For him it is “an academic discipline in its own right.” (Then why not a stand-alone major?). He said that there had already been a program in women’s studies and “that if you’re going to do it right, make it a department” so as to bring “academic diversity.” The department will offer African-American women’s and “gender-related” courses. Undoubtedly, other racial types (e.g., Chinese women) will have their separate courses, too. And there will be a course on gender and the environment. Maybe a course on Allen Bloom’s “The Closing of the American Mind” would also be a good idea.

Just what “gender” means in the context of this new department is problematic.
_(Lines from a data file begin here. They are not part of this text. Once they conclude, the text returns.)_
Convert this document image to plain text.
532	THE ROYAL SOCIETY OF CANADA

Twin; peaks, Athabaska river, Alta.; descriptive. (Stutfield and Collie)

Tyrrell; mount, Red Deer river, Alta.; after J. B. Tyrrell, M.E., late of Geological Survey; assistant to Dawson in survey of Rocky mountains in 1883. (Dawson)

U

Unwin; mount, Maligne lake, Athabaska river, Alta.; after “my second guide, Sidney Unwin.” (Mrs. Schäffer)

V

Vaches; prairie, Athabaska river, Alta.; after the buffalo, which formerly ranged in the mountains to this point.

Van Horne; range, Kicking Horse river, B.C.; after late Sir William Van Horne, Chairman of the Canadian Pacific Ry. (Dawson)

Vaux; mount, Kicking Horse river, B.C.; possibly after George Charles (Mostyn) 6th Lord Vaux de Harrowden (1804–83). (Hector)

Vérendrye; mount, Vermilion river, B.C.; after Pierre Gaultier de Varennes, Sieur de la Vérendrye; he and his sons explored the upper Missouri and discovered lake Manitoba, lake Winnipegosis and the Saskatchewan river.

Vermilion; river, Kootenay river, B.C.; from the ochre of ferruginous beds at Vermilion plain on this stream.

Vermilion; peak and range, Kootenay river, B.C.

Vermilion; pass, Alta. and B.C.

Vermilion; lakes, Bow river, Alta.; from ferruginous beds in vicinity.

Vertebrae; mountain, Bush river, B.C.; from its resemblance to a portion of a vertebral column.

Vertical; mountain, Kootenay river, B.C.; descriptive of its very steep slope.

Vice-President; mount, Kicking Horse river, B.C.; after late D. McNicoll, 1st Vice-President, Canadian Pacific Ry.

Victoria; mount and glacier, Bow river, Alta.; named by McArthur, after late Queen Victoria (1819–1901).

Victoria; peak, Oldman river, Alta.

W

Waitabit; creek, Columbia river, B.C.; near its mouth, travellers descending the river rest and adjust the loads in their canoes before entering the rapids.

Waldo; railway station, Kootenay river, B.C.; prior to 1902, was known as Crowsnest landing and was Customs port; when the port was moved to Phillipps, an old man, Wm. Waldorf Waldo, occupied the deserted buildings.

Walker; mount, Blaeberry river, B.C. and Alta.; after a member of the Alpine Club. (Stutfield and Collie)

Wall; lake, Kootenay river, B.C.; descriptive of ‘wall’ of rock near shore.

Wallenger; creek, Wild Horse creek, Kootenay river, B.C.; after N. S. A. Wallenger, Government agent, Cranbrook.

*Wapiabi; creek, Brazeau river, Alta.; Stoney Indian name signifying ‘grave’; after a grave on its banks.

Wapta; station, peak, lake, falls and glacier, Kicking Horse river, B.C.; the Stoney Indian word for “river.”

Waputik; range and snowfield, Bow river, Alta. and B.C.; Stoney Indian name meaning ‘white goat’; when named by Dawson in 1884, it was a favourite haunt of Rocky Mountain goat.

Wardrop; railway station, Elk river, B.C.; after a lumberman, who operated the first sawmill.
Will the department deal with males also, though they are generally “under-genderated” these days? The new program will most likely give attention to gays and lesbians and possibly transsexuals. But anyway, the College of Arts and Science has received a major grant from the National Science Foundation to support women and women faculty. This has had a positive effect on the new department.

Big plans are being made. Such research and studies as these are planned: sexuality and the politics of apartheid in South Africa, Hurricane Katrina and gender, and religion and churches in preventing domestic violence. Surely there will be a course or two on women politicians and on those who have ruled a government with a tight grip, people such as Cleopatra, Elizabeth I, Indira Gandhi and Margaret Thatcher.

And soon they will research and study Hillary Clinton and other women political leaders who have made a scratch on history.

It may all be very well, this constant splintering of the basic divisions of human learning. But one wonders just where it will stop. When names such as Herodotus, Hannibal, Walpole, Bacon, Keats, Freud, Augustine, Frederick the Great and even more recent ones like Madison, Thoreau, Dewey, F.D.R. and Eisenhower, are fading from the coursework at universities — from the minds of today’s students — it seems strange to dilute basic “arts and sciences” further by having departments in our universities with such titles as “women and gender studies.”

Although I have taught “journalism” for a half century, I guess I’m just an old fuddy-duddy in this respect for I have never felt comfortable with its separate and increased morphing into “communications” and further splintering into innumerable major areas such as “strategic communication” and “convergence.”

Oh well, “c’est la vie,” as the Germans said to the French during the Napoleonic wars.

John Merrill, a professor emeritus at the Missouri School of Journalism, has written and taught around the world and here in Columbia for more than 50 years.